Late last week I chimed in on the results of the 2011 Education Next–PEPG Survey of Public Opinion on school reform issues, noting the significant uptick in support for private school vouchers. Super edublogger Joanne Jacobs drew out another finding, namely that the views of teachers and the general public on key reform issues seem to be diverging rather than coming together.
But I think that perhaps the most insightful observation on the results came from Mike Petrilli at the Education Gadfly, who wrote about “the school–and the deficits–we deserve”:
…particularly timely, in this era of fiscal austerity, are new insights about the public’s views on school budgets. And guess what: On education, like everything else, Americans don’t want to make tough choices. They want to keep taxes low while boosting school spending. Sound familiar?
Petrilli notes that 65 percent of survey respondents don’t want to increase taxes to pay for education. That’s nationwide. The number should be at least as high in Colorado — which is bad news for the Rollie Heath education tax hike headed to our November ballot.
On the other hand, Petrilli observes that 60 percent of Americans in the Education Next poll want government funding of public schools to increase. In that light, what Coloradans think of the Lobato lawsuit, demanding the courts to call for billions more in K-12 dollars and currently underway in a Denver courtroom, is anyone’s guess.
Petrilli continues:
And on what does the public want these phantom extra dollars to be spent? Not higher teacher salaries; once told that the average teacher makes close to $55,000, only 43 percent of the public supports boosting pay.
No, Americans want exactly what they’ve been getting for fifty years: smaller class sizes….

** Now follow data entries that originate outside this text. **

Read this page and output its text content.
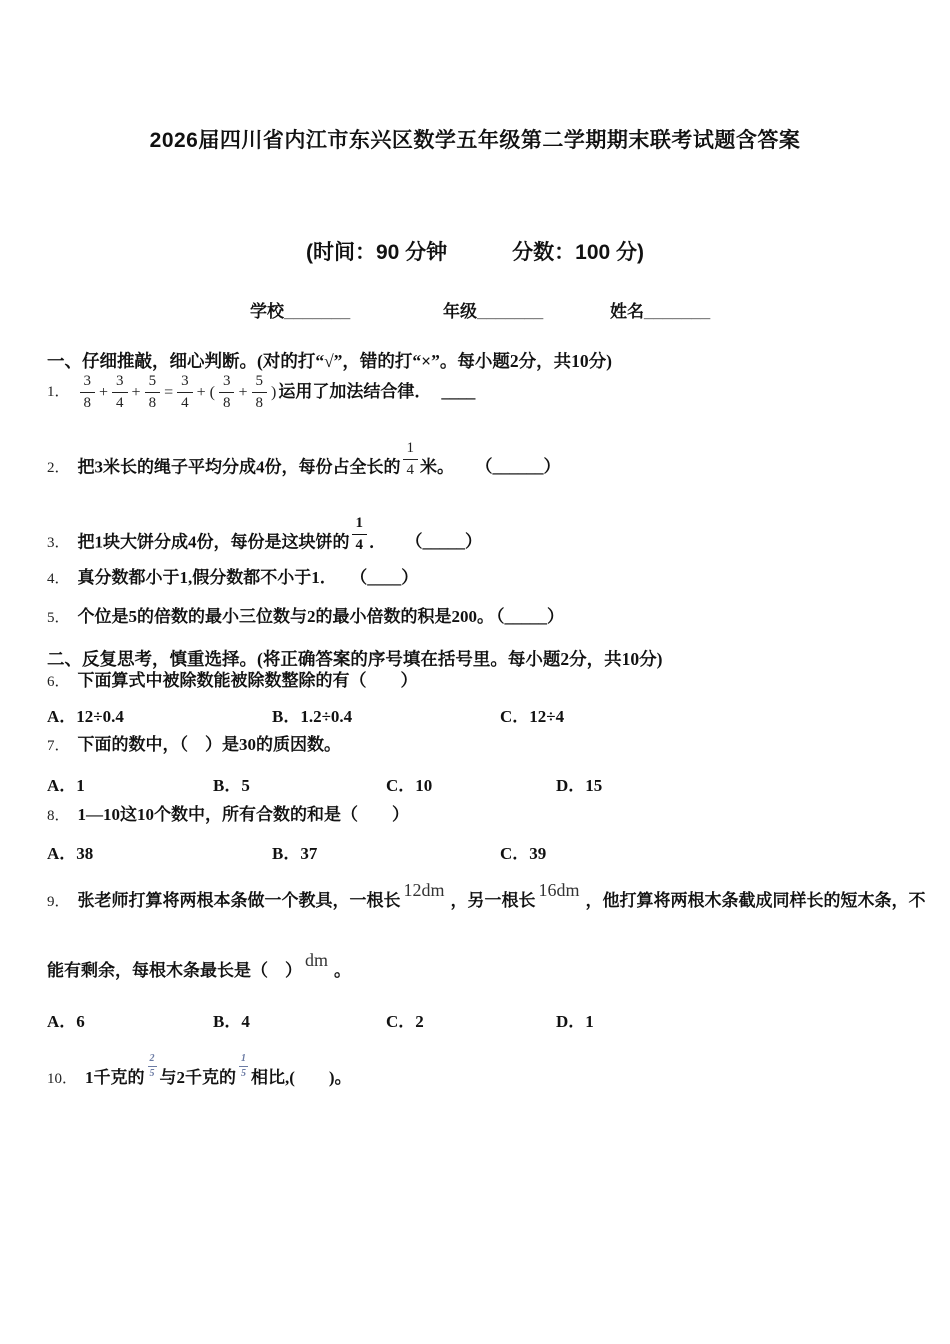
2026届四川省内江市东兴区数学五年级第二学期期末联考试题含答案
(时间：90 分钟	分数：100 分)
学校_______	年级_______	姓名_______
一、仔细推敲，细心判断。(对的打“√”，错的打“×”。每小题2分，共10分)
1． $\frac{3}{8} + \frac{3}{4} + \frac{5}{8} = \frac{3}{4}$ + ( $\frac{3}{8} + \frac{5}{8}$ ) 运用了加法结合律． ____
2． 把3米长的绳子平均分成4份，每份占全长的 $\frac{1}{4}$ 米。 （______）
3． 把1块大饼分成4份，每份是这块饼的 $\frac{1}{4}$ ． （_____）
4． 真分数都小于1,假分数都不小于1． （____）
5． 个位是5的倍数的最小三位数与2的最小倍数的积是200。 （_____）
二、反复思考，慎重选择。(将正确答案的序号填在括号里。每小题2分，共10分)
6． 下面算式中被除数能被除数整除的有（　　）
A．12÷0.4	B．1.2÷0.4	C．12÷4
7． 下面的数中，（　）是30的质因数。
A．1	B．5	C．10	D．15
8． 1—10这10个数中，所有合数的和是（　　）
A．38	B．37	C．39
9． 张老师打算将两根本条做一个教具，一根长12dm，另一根长16dm，他打算将两根木条截成同样长的短木条，不
能有剩余，每根木条最长是（　）dm。
A．6	B．4	C．2	D．1
10． 1千克的 $\frac{2}{5}$ 与2千克的 $\frac{1}{5}$ 相比,(　　)。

And as astute readers here know, pursuing smaller class sizes represents a long-term K-12 strategy that’s been high on cost and (except for a small subset of at-risk students in early grades, or some kinds of special-needs kids) has produced very little in results. Petrilli’s conclusion is biting, but brings home an important point worth discussing:
Many people complain that our schools aren’t responsive to public demands, but the opposite seems true. The public wants small classes and is less concerned about paying teachers well; that’s exactly the system we’ve got. And, I suppose, the system we deserve.
There is definitely something to this argument he makes. But how do we get to a much smarter overall K-12 strategy of focused and targeted class-size reductions, improved teacher quality, shared accountability and broad parental choice — in tough economic times and without clear majority support? For one thing, we have to continue the education behind education reform, carefully bringing public opinion along as effective leadership and systemic change brings results.
Thanks to Mike Petrilli for reminding readers of an important point as we continue to move the ball forward.